Think of asy. as limiting fences to where your graph can travel. If, for example, you graph y = 1/x properly, you'll see that the graph never crosses either the x- or the y-axis. As x increases, your graph will get closer and closer to the line y=0 (which happens to be the horiz. axis), but will not cross it. Similarly, as x approaches x=0, the graph gets closer and closer to the vert. axis, x=0, but will not cross it. Do you see how the asymptotes limit where the graph can go?

Vertical asy. stem only from rational functions and correspond to x-values for which the denominator = 0. As you know, we can NOT divide by zero. Instead, we draw a vertical line thru any x-value at which the rational function is not defined.

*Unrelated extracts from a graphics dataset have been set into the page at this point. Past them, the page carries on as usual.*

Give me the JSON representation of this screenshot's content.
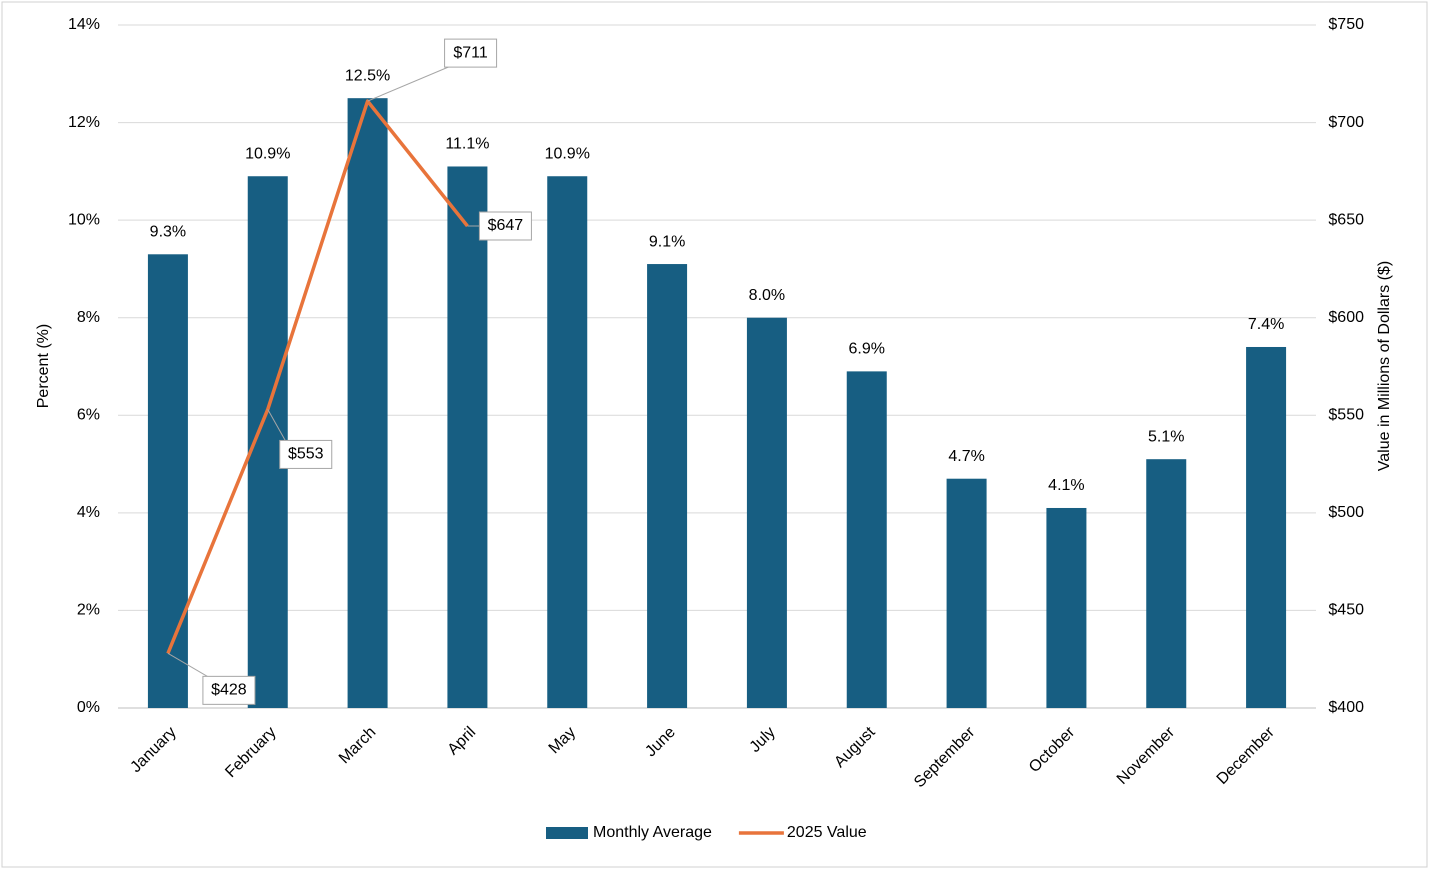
{
  "chart_data": {
    "type": "bar_line",
    "categories": [
      "January",
      "February",
      "March",
      "April",
      "May",
      "June",
      "July",
      "August",
      "September",
      "October",
      "November",
      "December"
    ],
    "series": [
      {
        "name": "Monthly Average",
        "type": "bar",
        "color": "#175e82",
        "values": [
          9.3,
          10.9,
          12.5,
          11.1,
          10.9,
          9.1,
          8.0,
          6.9,
          4.7,
          4.1,
          5.1,
          7.4
        ],
        "value_labels": [
          "9.3%",
          "10.9%",
          "12.5%",
          "11.1%",
          "10.9%",
          "9.1%",
          "8.0%",
          "6.9%",
          "4.7%",
          "4.1%",
          "5.1%",
          "7.4%"
        ]
      },
      {
        "name": "2025 Value",
        "type": "line",
        "axis": "y2",
        "color": "#e8743b",
        "values": [
          428,
          553,
          711,
          647,
          null,
          null,
          null,
          null,
          null,
          null,
          null,
          null
        ],
        "value_labels": [
          "$428",
          "$553",
          "$711",
          "$647",
          null,
          null,
          null,
          null,
          null,
          null,
          null,
          null
        ]
      }
    ],
    "ylabel": "Percent (%)",
    "y2label": "Value in Millions of Dollars ($)",
    "ylim": [
      0,
      14
    ],
    "yticks": [
      {
        "value": 0,
        "label": "0%"
      },
      {
        "value": 2,
        "label": "2%"
      },
      {
        "value": 4,
        "label": "4%"
      },
      {
        "value": 6,
        "label": "6%"
      },
      {
        "value": 8,
        "label": "8%"
      },
      {
        "value": 10,
        "label": "10%"
      },
      {
        "value": 12,
        "label": "12%"
      },
      {
        "value": 14,
        "label": "14%"
      }
    ],
    "y2lim": [
      400,
      750
    ],
    "y2ticks": [
      {
        "value": 400,
        "label": "$400"
      },
      {
        "value": 450,
        "label": "$450"
      },
      {
        "value": 500,
        "label": "$500"
      },
      {
        "value": 550,
        "label": "$550"
      },
      {
        "value": 600,
        "label": "$600"
      },
      {
        "value": 650,
        "label": "$650"
      },
      {
        "value": 700,
        "label": "$700"
      },
      {
        "value": 750,
        "label": "$750"
      }
    ],
    "grid": true,
    "legend": "bottom"
  }
}
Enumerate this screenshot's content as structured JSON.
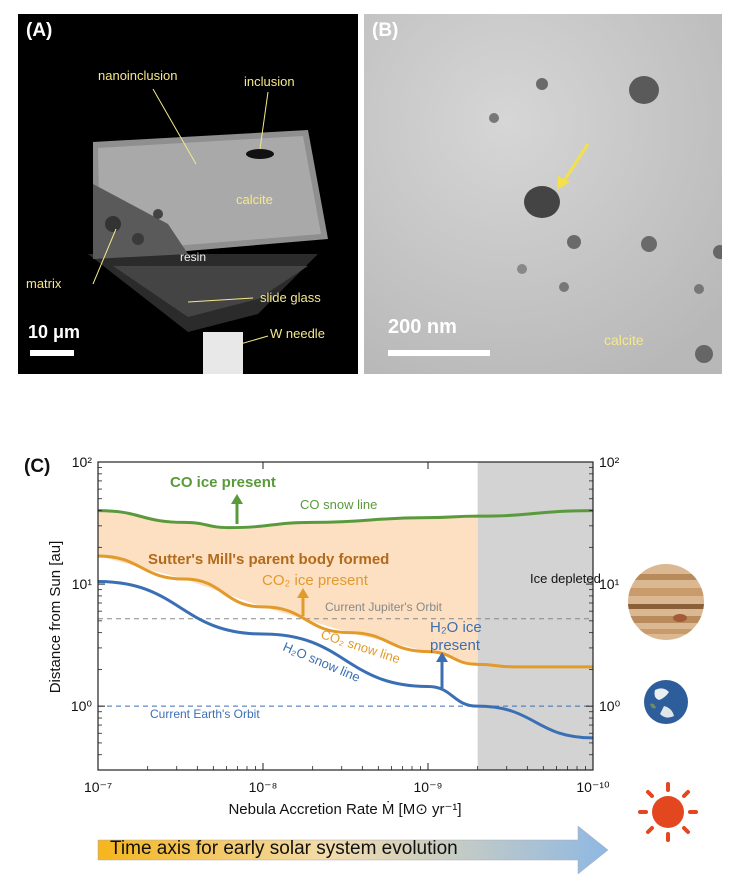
{
  "panel_a": {
    "label": "(A)",
    "annotations": {
      "nanoinclusion": "nanoinclusion",
      "inclusion": "inclusion",
      "calcite": "calcite",
      "resin": "resin",
      "matrix": "matrix",
      "slide_glass": "slide glass",
      "w_needle": "W needle"
    },
    "scale": "10 μm"
  },
  "panel_b": {
    "label": "(B)",
    "scale": "200 nm",
    "calcite": "calcite"
  },
  "panel_c": {
    "label": "(C)",
    "ice_depleted": "Ice depleted",
    "co_ice_present": "CO ice present",
    "co2_ice_present": "CO₂ ice present",
    "h2o_ice_present_1": "H₂O ice",
    "h2o_ice_present_2": "present",
    "parent_body": "Sutter's Mill's parent body formed",
    "jupiter_orbit": "Current Jupiter's Orbit",
    "earth_orbit": "Current Earth's Orbit",
    "co_snow_line": "CO snow line",
    "co2_snow_line": "CO₂ snow line",
    "h2o_snow_line": "H₂O snow line",
    "time_axis": "Time axis for early solar system evolution"
  },
  "chart_data": {
    "type": "line",
    "xlabel": "Nebula Accretion Rate  Ṁ  [M⊙ yr⁻¹]",
    "ylabel": "Distance from Sun  [au]",
    "x_scale": "log (reversed)",
    "y_scale": "log",
    "xlim": [
      1e-07,
      1e-10
    ],
    "ylim": [
      0.3,
      100
    ],
    "x_ticks": [
      "10⁻⁷",
      "10⁻⁸",
      "10⁻⁹",
      "10⁻¹⁰"
    ],
    "y_ticks": [
      "10⁰",
      "10¹",
      "10²"
    ],
    "shaded_region": {
      "label": "Ice depleted",
      "x_from": 5e-10,
      "x_to": 1e-10
    },
    "reference_lines": [
      {
        "name": "Current Jupiter's Orbit",
        "y": 5.2
      },
      {
        "name": "Current Earth's Orbit",
        "y": 1.0
      }
    ],
    "series": [
      {
        "name": "CO snow line",
        "color": "#5a9a3c",
        "points": [
          [
            1e-07,
            40
          ],
          [
            3e-08,
            32
          ],
          [
            1.6e-08,
            29
          ],
          [
            5e-09,
            32
          ],
          [
            1e-09,
            35
          ],
          [
            5e-10,
            36
          ],
          [
            1e-10,
            40
          ]
        ]
      },
      {
        "name": "CO₂ snow line",
        "color": "#e29a2b",
        "points": [
          [
            1e-07,
            17
          ],
          [
            3e-08,
            11
          ],
          [
            1e-08,
            6.5
          ],
          [
            3e-09,
            4
          ],
          [
            1e-09,
            2.8
          ],
          [
            5e-10,
            2.2
          ],
          [
            3e-10,
            2.1
          ],
          [
            1e-10,
            2.1
          ]
        ]
      },
      {
        "name": "H₂O snow line",
        "color": "#3b6fb4",
        "points": [
          [
            1e-07,
            10.5
          ],
          [
            1e-08,
            3.9
          ],
          [
            1e-09,
            1.45
          ],
          [
            5e-10,
            1.0
          ],
          [
            1e-10,
            0.55
          ]
        ]
      }
    ]
  },
  "colors": {
    "co": "#5a9a3c",
    "co2": "#e29a2b",
    "h2o": "#3b6fb4",
    "fill": "#fde0c2",
    "shade": "#d3d3d3",
    "parent_body_text": "#b26a1c"
  }
}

Horiz. asy. have to do with the behavior of functions as x grows increasingly large, whether pos. or neg. Go back and re-read my earlier comments on horiz. asy. As x grows incr. large, in the positive direction, the graph of y=1/x approaches, but does not touch or cross, the horiz. asy.I will stop here and encourage you to ask questions if any of this discussion is not clear.

MrGumby MrGumby · Answer 2 · 2018-03-28T16:08:58+02:00

Vertical asymptotes can be defined by looking for gaps in the domain. In the equation f(x) = 1/x, you cannot put 0 into the equation. This is because we can't divide by 0. Giving us a vertical asymptote.

Horizontal asymptotes can be found by using the holes in the domain to find the range values that are not possible. In the same equation as above, there is no way to get a value of y = 0. Thus, you have a horizontal asymptote.

Oblique asymptotes are a bit harder to find. For this you would have to have a higher degree polynomial in the numerator than the denomination. In this case you would use synthetic division to find the slant. Example: 5x^3/x^2 + 5.